201306838/2/R2.
Datum uitspraak: 18 december 2013
AFDELING
BESTUURSRECHTSPRAAK
Uitspraak van de voorzitter van de Afdeling bestuursrechtspraak van de Raad van State op de verzoeken om het treffen van een voorlopige voorziening (artikel 8:81 van de Algemene wet bestuursrecht) in het geding tussen onder meer:
1. het college van burgemeester en wethouders van Beuningen,
2. de stichting Stichting Gelderse Natuur- en Milieufederatie, gevestigd te Arnhem, en anderen,
verzoekers,
en
de raad van de gemeente Nijmegen,
verweerder.
Procesverloop
Bij besluit van 26 juni 2013 heeft de raad het bestemmingsplan "Nijmegen Kanaalhavens" vastgesteld.
Tegen dit besluit hebben onder meer het college en de stichting en anderen beroep ingesteld.
Het college en de stichting en anderen hebben de voorzitter verzocht een voorlopige voorziening te treffen.
De voorzitter heeft de verzoeken ter zitting behandeld op 2 december 2013, waar het college van burgemeester en wethouders, vertegenwoordigd door mr.
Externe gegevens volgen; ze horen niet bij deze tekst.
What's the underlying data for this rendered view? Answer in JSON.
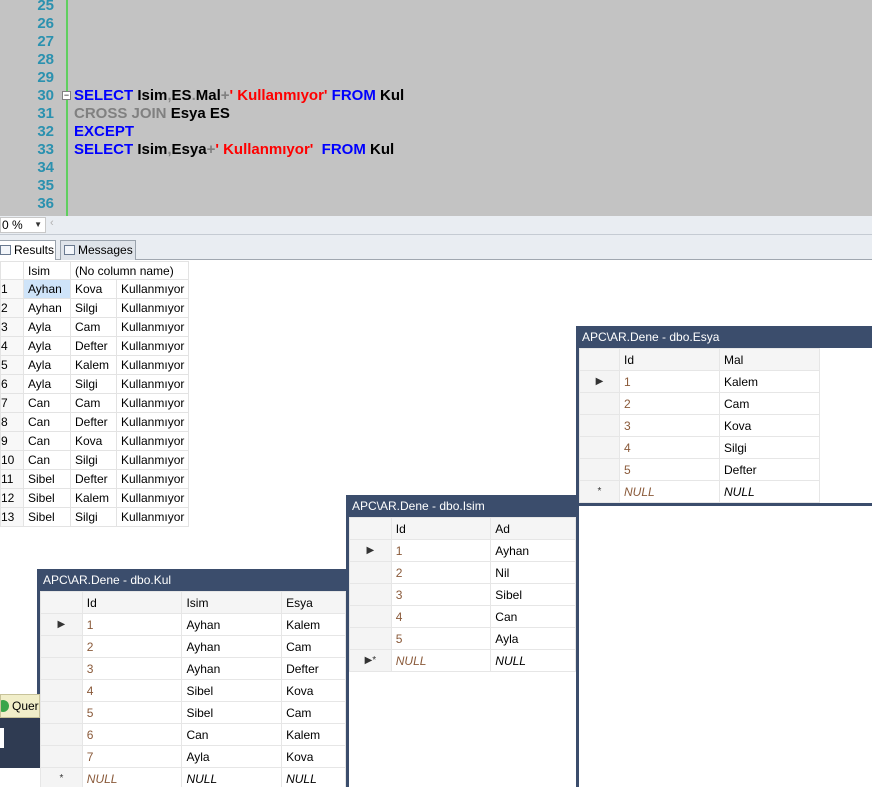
{
  "editor": {
    "lines": [
      {
        "n": "25",
        "tokens": []
      },
      {
        "n": "26",
        "tokens": []
      },
      {
        "n": "27",
        "tokens": []
      },
      {
        "n": "28",
        "tokens": []
      },
      {
        "n": "29",
        "tokens": []
      },
      {
        "n": "30",
        "fold": "−",
        "tokens": [
          {
            "t": "SELECT",
            "c": "kw"
          },
          {
            "t": " Isim",
            "c": ""
          },
          {
            "t": ",",
            "c": "gr"
          },
          {
            "t": "ES",
            "c": ""
          },
          {
            "t": ".",
            "c": "gr"
          },
          {
            "t": "Mal",
            "c": ""
          },
          {
            "t": "+",
            "c": "gr"
          },
          {
            "t": "' Kullanmıyor'",
            "c": "str"
          },
          {
            "t": " FROM",
            "c": "kw"
          },
          {
            "t": " Kul",
            "c": ""
          }
        ]
      },
      {
        "n": "31",
        "tokens": [
          {
            "t": "CROSS JOIN",
            "c": "gr"
          },
          {
            "t": " Esya ES",
            "c": ""
          }
        ]
      },
      {
        "n": "32",
        "tokens": [
          {
            "t": "EXCEPT",
            "c": "kw"
          }
        ]
      },
      {
        "n": "33",
        "tokens": [
          {
            "t": "SELECT",
            "c": "kw"
          },
          {
            "t": " Isim",
            "c": ""
          },
          {
            "t": ",",
            "c": "gr"
          },
          {
            "t": "Esya",
            "c": ""
          },
          {
            "t": "+",
            "c": "gr"
          },
          {
            "t": "' Kullanmıyor'",
            "c": "str"
          },
          {
            "t": "  FROM",
            "c": "kw"
          },
          {
            "t": " Kul",
            "c": ""
          }
        ]
      },
      {
        "n": "34",
        "tokens": []
      },
      {
        "n": "35",
        "tokens": []
      },
      {
        "n": "36",
        "tokens": []
      }
    ]
  },
  "zoom": {
    "value": "0 %",
    "dropdown_icon": "chevron-down-icon"
  },
  "tabs": {
    "results_label": "Results",
    "messages_label": "Messages"
  },
  "results": {
    "headers": [
      "Isim",
      "(No column name)"
    ],
    "rows": [
      {
        "n": "1",
        "isim": "Ayhan",
        "mal": "Kova",
        "status": "Kullanmıyor"
      },
      {
        "n": "2",
        "isim": "Ayhan",
        "mal": "Silgi",
        "status": "Kullanmıyor"
      },
      {
        "n": "3",
        "isim": "Ayla",
        "mal": "Cam",
        "status": "Kullanmıyor"
      },
      {
        "n": "4",
        "isim": "Ayla",
        "mal": "Defter",
        "status": "Kullanmıyor"
      },
      {
        "n": "5",
        "isim": "Ayla",
        "mal": "Kalem",
        "status": "Kullanmıyor"
      },
      {
        "n": "6",
        "isim": "Ayla",
        "mal": "Silgi",
        "status": "Kullanmıyor"
      },
      {
        "n": "7",
        "isim": "Can",
        "mal": "Cam",
        "status": "Kullanmıyor"
      },
      {
        "n": "8",
        "isim": "Can",
        "mal": "Defter",
        "status": "Kullanmıyor"
      },
      {
        "n": "9",
        "isim": "Can",
        "mal": "Kova",
        "status": "Kullanmıyor"
      },
      {
        "n": "10",
        "isim": "Can",
        "mal": "Silgi",
        "status": "Kullanmıyor"
      },
      {
        "n": "11",
        "isim": "Sibel",
        "mal": "Defter",
        "status": "Kullanmıyor"
      },
      {
        "n": "12",
        "isim": "Sibel",
        "mal": "Kalem",
        "status": "Kullanmıyor"
      },
      {
        "n": "13",
        "isim": "Sibel",
        "mal": "Silgi",
        "status": "Kullanmıyor"
      }
    ]
  },
  "win_esya": {
    "title": "APC\\AR.Dene - dbo.Esya",
    "headers": [
      "Id",
      "Mal"
    ],
    "rows": [
      [
        "1",
        "Kalem"
      ],
      [
        "2",
        "Cam"
      ],
      [
        "3",
        "Kova"
      ],
      [
        "4",
        "Silgi"
      ],
      [
        "5",
        "Defter"
      ]
    ],
    "new_row": [
      "NULL",
      "NULL"
    ]
  },
  "win_isim": {
    "title": "APC\\AR.Dene - dbo.Isim",
    "headers": [
      "Id",
      "Ad"
    ],
    "rows": [
      [
        "1",
        "Ayhan"
      ],
      [
        "2",
        "Nil"
      ],
      [
        "3",
        "Sibel"
      ],
      [
        "4",
        "Can"
      ],
      [
        "5",
        "Ayla"
      ]
    ],
    "new_row": [
      "NULL",
      "NULL"
    ]
  },
  "win_kul": {
    "title": "APC\\AR.Dene - dbo.Kul",
    "headers": [
      "Id",
      "Isim",
      "Esya"
    ],
    "rows": [
      [
        "1",
        "Ayhan",
        "Kalem"
      ],
      [
        "2",
        "Ayhan",
        "Cam"
      ],
      [
        "3",
        "Ayhan",
        "Defter"
      ],
      [
        "4",
        "Sibel",
        "Kova"
      ],
      [
        "5",
        "Sibel",
        "Cam"
      ],
      [
        "6",
        "Can",
        "Kalem"
      ],
      [
        "7",
        "Ayla",
        "Kova"
      ]
    ],
    "new_row": [
      "NULL",
      "NULL",
      "NULL"
    ]
  },
  "query_chip": {
    "label": "Quer"
  }
}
A.J.M. Elschot, werkzaam bij de gemeente, en P.J.M. de Klein, wethouder, de stichting en anderen, vertegenwoordigd door drs. M.J. Visschers en [gemachtigde], en de raad, vertegenwoordigd door drs. J.H.F. Gernaat en H.T.J.M. Tielskes, beiden werkzaam bij de gemeente, zijn verschenen.
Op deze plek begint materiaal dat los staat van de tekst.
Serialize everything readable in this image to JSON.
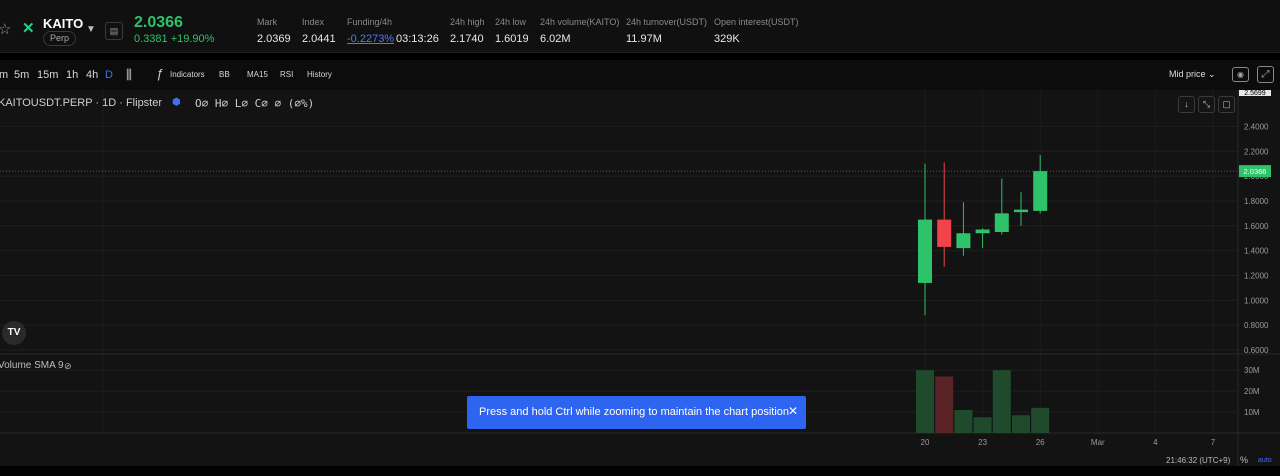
{
  "ticker": {
    "symbol": "KAITO",
    "contract_type": "Perp",
    "last_price": "2.0366",
    "change": "0.3381 +19.90%",
    "price_color": "#2ec26a"
  },
  "stats": [
    {
      "label": "Mark",
      "value": "2.0369"
    },
    {
      "label": "Index",
      "value": "2.0441"
    },
    {
      "label": "Funding/4h",
      "value": "-0.2273%",
      "extra": "03:13:26"
    },
    {
      "label": "24h high",
      "value": "2.1740"
    },
    {
      "label": "24h low",
      "value": "1.6019"
    },
    {
      "label": "24h volume(KAITO)",
      "value": "6.02M"
    },
    {
      "label": "24h turnover(USDT)",
      "value": "11.97M"
    },
    {
      "label": "Open interest(USDT)",
      "value": "329K"
    }
  ],
  "toolbar": {
    "timeframes": [
      "m",
      "5m",
      "15m",
      "1h",
      "4h",
      "D"
    ],
    "active_timeframe": "D",
    "indicators_label": "Indicators",
    "bb_label": "BB",
    "ma_label": "MA15",
    "rsi_label": "RSI",
    "history_label": "History",
    "price_source": "Mid price",
    "icons": [
      "candle-type-icon",
      "fx-icon",
      "camera-icon",
      "expand-icon"
    ]
  },
  "chart": {
    "title": "KAITOUSDT.PERP · 1D · Flipster",
    "ohlc_text": "O∅ H∅ L∅ C∅ ∅ (∅%)",
    "volume_label": "Volume SMA 9",
    "current_price_tag": "2.0366",
    "top_tag": "2.5699",
    "up_color": "#2ec26a",
    "down_color": "#f2424b"
  },
  "chart_data": {
    "type": "candlestick",
    "x_ticks": [
      "20",
      "23",
      "26",
      "Mar",
      "4",
      "7"
    ],
    "y_ticks": [
      "2.4000",
      "2.2000",
      "2.0000",
      "1.8000",
      "1.6000",
      "1.4000",
      "1.2000",
      "1.0000",
      "0.8000",
      "0.6000"
    ],
    "ylim": [
      0.6,
      2.5
    ],
    "candles": [
      {
        "o": 1.14,
        "h": 2.1,
        "l": 0.88,
        "c": 1.65
      },
      {
        "o": 1.65,
        "h": 2.11,
        "l": 1.27,
        "c": 1.43
      },
      {
        "o": 1.42,
        "h": 1.79,
        "l": 1.36,
        "c": 1.54
      },
      {
        "o": 1.54,
        "h": 1.58,
        "l": 1.42,
        "c": 1.57
      },
      {
        "o": 1.55,
        "h": 1.98,
        "l": 1.53,
        "c": 1.7
      },
      {
        "o": 1.71,
        "h": 1.87,
        "l": 1.6,
        "c": 1.73
      },
      {
        "o": 1.72,
        "h": 2.17,
        "l": 1.7,
        "c": 2.04
      }
    ],
    "volume_ticks": [
      "30M",
      "20M",
      "10M"
    ],
    "volume_max": 32,
    "volumes": [
      30,
      27,
      11,
      7.5,
      30,
      8.5,
      12
    ]
  },
  "toast": {
    "text": "Press and hold Ctrl while zooming to maintain the chart position"
  },
  "footer": {
    "clock": "21:46:32 (UTC+9)",
    "percent": "%",
    "auto": "auto"
  }
}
Voorts is ter zitting de besloten vennootschap met beperkte aansprakelijkheid [partij] en anderen, vertegenwoordigd door mr. P.C.M. Heinen, advocaat te Arnhem, gehoord.
Overwegingen
1. Het oordeel van de voorzitter heeft een voorlopig karakter en is niet bindend in de bodemprocedure.
2. Het plan voorziet in een actuele planologische regeling voor het bedrijventerrein Noordkanaalhaven en Oostkanaalhaven.
Bedrijven van milieucategorie 5.2
3. Het college en de stichting en anderen hebben bezwaar tegen de vaststelling van het plan, voor zover het betreft de plandelen met de bestemming "Bedrijventerrein - 3", zoals toegekend aan het gebied tussen de Oostkanaaldijk, de Scheepvaartweg en het water ten oosten van de Handelsweg. Met hun verzoeken beogen het college en de stichting en anderen te voorkomen dat in dit gebied de vestiging van bedrijven van milieucategorie 5.2 mogelijk wordt gemaakt. Het college en de stichting en anderen vrezen dat een uitbreiding van de toegestane bedrijfsactiviteiten op het terrein zal leiden tot onaanvaardbare hinder voor de bewoners van de aangrenzende woongebieden van Weurt en Nijmegen-West. Voorts vrezen zij dat hierdoor de nieuwbouwplannen in de aanliggende gebieden zullen worden belemmerd.
3.1. In de verbeelding is weergegeven dat aan het gebied tussen de Oostkanaaldijk, de Scheepvaartweg en het water ten oosten van de Handelsweg, de bestemming "Bedrijventerrein - 3" is toegekend.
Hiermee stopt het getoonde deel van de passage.